• Linens ‘n Things Expected to File for Bankruptcy
    Posted by on April 11th, 2008 at 10:03 am

    One of Bed Bath & Beyond‘s (BBBY) major competitors, Linens ‘n Things, seems to have come to the end of the road. The WSJ said that the company is expected to file for bankruptcy protection by Tuesday.
    Two years ago, the company was part of a private equity buyout from Apollo Management, which has filed to go public (or as DealBook calls it, an Un-IPO).
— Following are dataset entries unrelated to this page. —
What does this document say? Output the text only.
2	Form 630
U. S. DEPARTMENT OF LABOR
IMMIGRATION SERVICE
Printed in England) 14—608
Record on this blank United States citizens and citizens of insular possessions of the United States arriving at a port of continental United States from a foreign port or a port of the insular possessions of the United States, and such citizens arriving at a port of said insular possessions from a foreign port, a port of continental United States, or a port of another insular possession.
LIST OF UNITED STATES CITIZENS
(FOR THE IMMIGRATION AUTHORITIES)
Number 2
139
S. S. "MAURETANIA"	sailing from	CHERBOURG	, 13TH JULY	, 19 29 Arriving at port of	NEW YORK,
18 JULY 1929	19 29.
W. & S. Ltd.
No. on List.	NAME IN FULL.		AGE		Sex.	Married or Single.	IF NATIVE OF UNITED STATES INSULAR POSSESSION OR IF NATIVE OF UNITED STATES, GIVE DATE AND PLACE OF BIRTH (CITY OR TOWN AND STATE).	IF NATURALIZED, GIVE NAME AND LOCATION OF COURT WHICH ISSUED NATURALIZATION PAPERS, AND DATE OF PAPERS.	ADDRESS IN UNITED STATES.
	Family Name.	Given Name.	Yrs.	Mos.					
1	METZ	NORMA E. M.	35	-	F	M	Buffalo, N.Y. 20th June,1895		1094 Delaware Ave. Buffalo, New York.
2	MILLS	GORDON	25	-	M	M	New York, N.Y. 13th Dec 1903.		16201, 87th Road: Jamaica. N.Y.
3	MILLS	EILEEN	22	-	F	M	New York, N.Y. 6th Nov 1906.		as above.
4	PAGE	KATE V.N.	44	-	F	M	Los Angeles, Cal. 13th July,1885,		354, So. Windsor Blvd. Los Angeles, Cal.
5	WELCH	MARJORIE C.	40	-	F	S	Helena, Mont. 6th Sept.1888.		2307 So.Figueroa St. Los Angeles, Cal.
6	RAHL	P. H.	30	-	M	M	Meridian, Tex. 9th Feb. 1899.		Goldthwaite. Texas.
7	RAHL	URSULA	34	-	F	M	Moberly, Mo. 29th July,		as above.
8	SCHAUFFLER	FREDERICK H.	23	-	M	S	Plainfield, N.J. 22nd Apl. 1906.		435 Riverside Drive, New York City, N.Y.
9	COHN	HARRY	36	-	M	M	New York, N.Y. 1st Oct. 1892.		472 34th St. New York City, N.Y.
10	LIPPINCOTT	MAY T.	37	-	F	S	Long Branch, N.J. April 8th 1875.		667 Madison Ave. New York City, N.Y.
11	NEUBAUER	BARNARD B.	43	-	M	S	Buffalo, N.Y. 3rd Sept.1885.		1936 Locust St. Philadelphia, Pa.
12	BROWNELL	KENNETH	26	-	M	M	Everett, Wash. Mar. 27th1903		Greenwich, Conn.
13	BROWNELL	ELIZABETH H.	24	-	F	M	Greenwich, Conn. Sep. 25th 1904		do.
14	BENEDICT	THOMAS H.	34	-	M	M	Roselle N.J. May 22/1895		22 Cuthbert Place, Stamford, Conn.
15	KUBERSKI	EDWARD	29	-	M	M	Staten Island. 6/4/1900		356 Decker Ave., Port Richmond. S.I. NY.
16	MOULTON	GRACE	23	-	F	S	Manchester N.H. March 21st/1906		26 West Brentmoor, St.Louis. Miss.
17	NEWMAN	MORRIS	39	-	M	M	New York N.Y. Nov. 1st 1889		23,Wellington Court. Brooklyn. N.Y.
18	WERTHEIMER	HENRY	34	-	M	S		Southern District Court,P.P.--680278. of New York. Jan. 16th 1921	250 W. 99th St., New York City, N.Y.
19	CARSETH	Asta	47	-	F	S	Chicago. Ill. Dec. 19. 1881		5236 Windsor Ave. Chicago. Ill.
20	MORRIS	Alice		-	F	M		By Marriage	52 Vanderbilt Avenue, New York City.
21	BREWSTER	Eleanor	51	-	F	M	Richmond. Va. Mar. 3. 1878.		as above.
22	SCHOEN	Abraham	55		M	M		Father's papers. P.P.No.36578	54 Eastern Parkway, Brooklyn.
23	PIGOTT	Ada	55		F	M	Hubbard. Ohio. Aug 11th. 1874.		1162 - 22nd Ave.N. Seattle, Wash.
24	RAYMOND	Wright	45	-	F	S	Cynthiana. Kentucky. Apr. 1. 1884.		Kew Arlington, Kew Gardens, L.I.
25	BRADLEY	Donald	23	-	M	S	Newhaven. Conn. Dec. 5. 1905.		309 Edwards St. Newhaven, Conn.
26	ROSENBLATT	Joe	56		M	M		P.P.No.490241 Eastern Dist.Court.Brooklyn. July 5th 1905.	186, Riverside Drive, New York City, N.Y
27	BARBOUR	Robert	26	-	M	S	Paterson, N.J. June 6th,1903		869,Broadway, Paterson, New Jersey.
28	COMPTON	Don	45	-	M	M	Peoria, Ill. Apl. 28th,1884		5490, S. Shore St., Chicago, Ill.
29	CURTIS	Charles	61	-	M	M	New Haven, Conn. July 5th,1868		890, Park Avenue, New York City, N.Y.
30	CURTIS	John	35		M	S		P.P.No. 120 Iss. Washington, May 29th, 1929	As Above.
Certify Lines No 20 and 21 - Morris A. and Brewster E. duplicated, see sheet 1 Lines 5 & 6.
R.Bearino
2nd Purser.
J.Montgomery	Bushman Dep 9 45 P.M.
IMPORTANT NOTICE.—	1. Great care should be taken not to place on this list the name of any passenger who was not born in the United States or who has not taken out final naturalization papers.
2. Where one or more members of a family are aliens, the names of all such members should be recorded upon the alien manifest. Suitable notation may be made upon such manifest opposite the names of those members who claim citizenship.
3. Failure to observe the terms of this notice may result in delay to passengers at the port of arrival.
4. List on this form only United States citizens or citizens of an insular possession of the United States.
Bed Bath & Beyond is down a bit this morning but I don’t see how a competitors’ bankruptcy can be all that bad.

  • Deep Inside an SEC Filing
    Posted by on April 9th, 2008 at 9:05 pm

    Ever heard of CHDT Corp. (CHDO)?
    Me neither.
    Anywho, I was reading their 10-K (page 29) and I came across this under the discussion of country risks.

    While dramatic anti-trade shit in Chinese policy or laws would seem to be clearly against the best interests of China and its current economic trends, China has a central government with the authority to make such changes.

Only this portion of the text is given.